ISAIAH: Sendo atleta, pratiquei muito, antes de entrarmos no time de basquete e nos passes. Consegui treinar com nosso treinador de basquete, e ele realmente me ajudou a encontrar esse estilo na quadra. Não sei. Isso veio naturalmente para mim, honestamente. Eu simplesmente amo basquete. Eu amo atuar também, mas eu amo basquete desde que eu tinha três anos. Isso sendo profundamente enraizado, sinto que a arrogância acabou de chegar. A atuação foi uma jornada, em encontrar a abordagem certa. Para mim, Quincy, estar confortável como ator e estar confortável comigo mesmo, e ser livre o suficiente para experimentar coisas em torno desses outros atores incríveis neste programa da HBO que Adam McKay dirigiu e foi produtor executivo, com todos sendo tão graciosos, Eu fui capaz de ficar confortável e realmente começar a descobrir quem era esse personagem. Eu realmente me apaixonei e comecei a levar isso para o meu dia a dia no set.
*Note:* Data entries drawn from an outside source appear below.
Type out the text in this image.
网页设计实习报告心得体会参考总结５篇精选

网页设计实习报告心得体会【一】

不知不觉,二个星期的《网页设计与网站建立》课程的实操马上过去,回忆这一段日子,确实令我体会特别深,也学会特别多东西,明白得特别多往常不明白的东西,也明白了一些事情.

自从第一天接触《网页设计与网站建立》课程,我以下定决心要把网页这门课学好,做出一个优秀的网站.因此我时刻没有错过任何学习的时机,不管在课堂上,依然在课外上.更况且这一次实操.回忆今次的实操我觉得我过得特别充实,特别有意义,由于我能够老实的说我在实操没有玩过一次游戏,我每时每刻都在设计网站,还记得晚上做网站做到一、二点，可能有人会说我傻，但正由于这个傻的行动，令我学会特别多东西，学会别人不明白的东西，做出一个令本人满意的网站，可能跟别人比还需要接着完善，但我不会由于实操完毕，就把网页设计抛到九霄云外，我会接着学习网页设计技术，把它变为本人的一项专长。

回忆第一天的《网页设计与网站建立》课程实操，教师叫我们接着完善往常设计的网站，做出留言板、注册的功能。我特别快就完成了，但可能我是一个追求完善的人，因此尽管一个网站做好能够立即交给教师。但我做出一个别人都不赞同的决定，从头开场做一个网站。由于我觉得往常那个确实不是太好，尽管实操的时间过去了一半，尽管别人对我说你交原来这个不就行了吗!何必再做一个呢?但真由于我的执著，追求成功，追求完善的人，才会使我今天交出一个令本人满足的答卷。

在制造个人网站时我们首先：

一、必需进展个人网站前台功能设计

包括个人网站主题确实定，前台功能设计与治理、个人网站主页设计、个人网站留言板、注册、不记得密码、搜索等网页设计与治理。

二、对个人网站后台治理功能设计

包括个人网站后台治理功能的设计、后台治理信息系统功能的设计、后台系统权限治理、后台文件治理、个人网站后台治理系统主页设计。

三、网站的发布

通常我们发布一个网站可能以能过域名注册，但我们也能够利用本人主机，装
John, você não estava jogando basquete nessas cenas, mas você estava lá em alguns desses momentos, e parece que eles foram filmados como nada que você provavelmente já experimentou antes. Como era estar naqueles momentos, mesmo que você não estivesse na quadra jogando?

REILLY: Eu entrei nisso dizendo: “A parte desafiadora disso será olhar para um pedaço de fita fora da câmera e fingir que alguém acabou de marcar a cesta da vitória”. Há uma certa quantidade de atuação na tela verde que é necessária quando você pratica esportes. A verdadeira curva de aprendizado foi aprender a ser o narrador da história diretamente para a câmera, diretamente para o público, e depois voltar à cena. Muitas vezes, eu tinha que ir e voltar, para a platéia, de volta para a cena, de volta para a platéia. Achei isso muito divertido. Essa era uma nova maneira de trabalhar. Realmente funciona bem no estilo de filmagem de Adam McKay.

Além disso, embora Jerry tenha todas essas inseguranças e esses grandes contratempos nos bastidores, ele está sempre projetando essa confiança. Foi isso que me fez passar por aqueles dias em que eu pensava: “Eu não sou um cara sexy com uma camisa aberta. Isso não é quem eu sou. Eu não sou um proprietário super rico de uma equipe.” Essa confiança me deu cobertura suficiente para passar por tudo isso. Isso era realmente o que era, todos os dias. Era sobre me animar colocando a corrente de ouro e aqueles óculos e arrumando meu cabelo. Era como vestir essa armadura chamada confiança.

Tempo de vitória vai ao ar nas noites de domingo na HBO e está disponível para transmissão na HBO Max.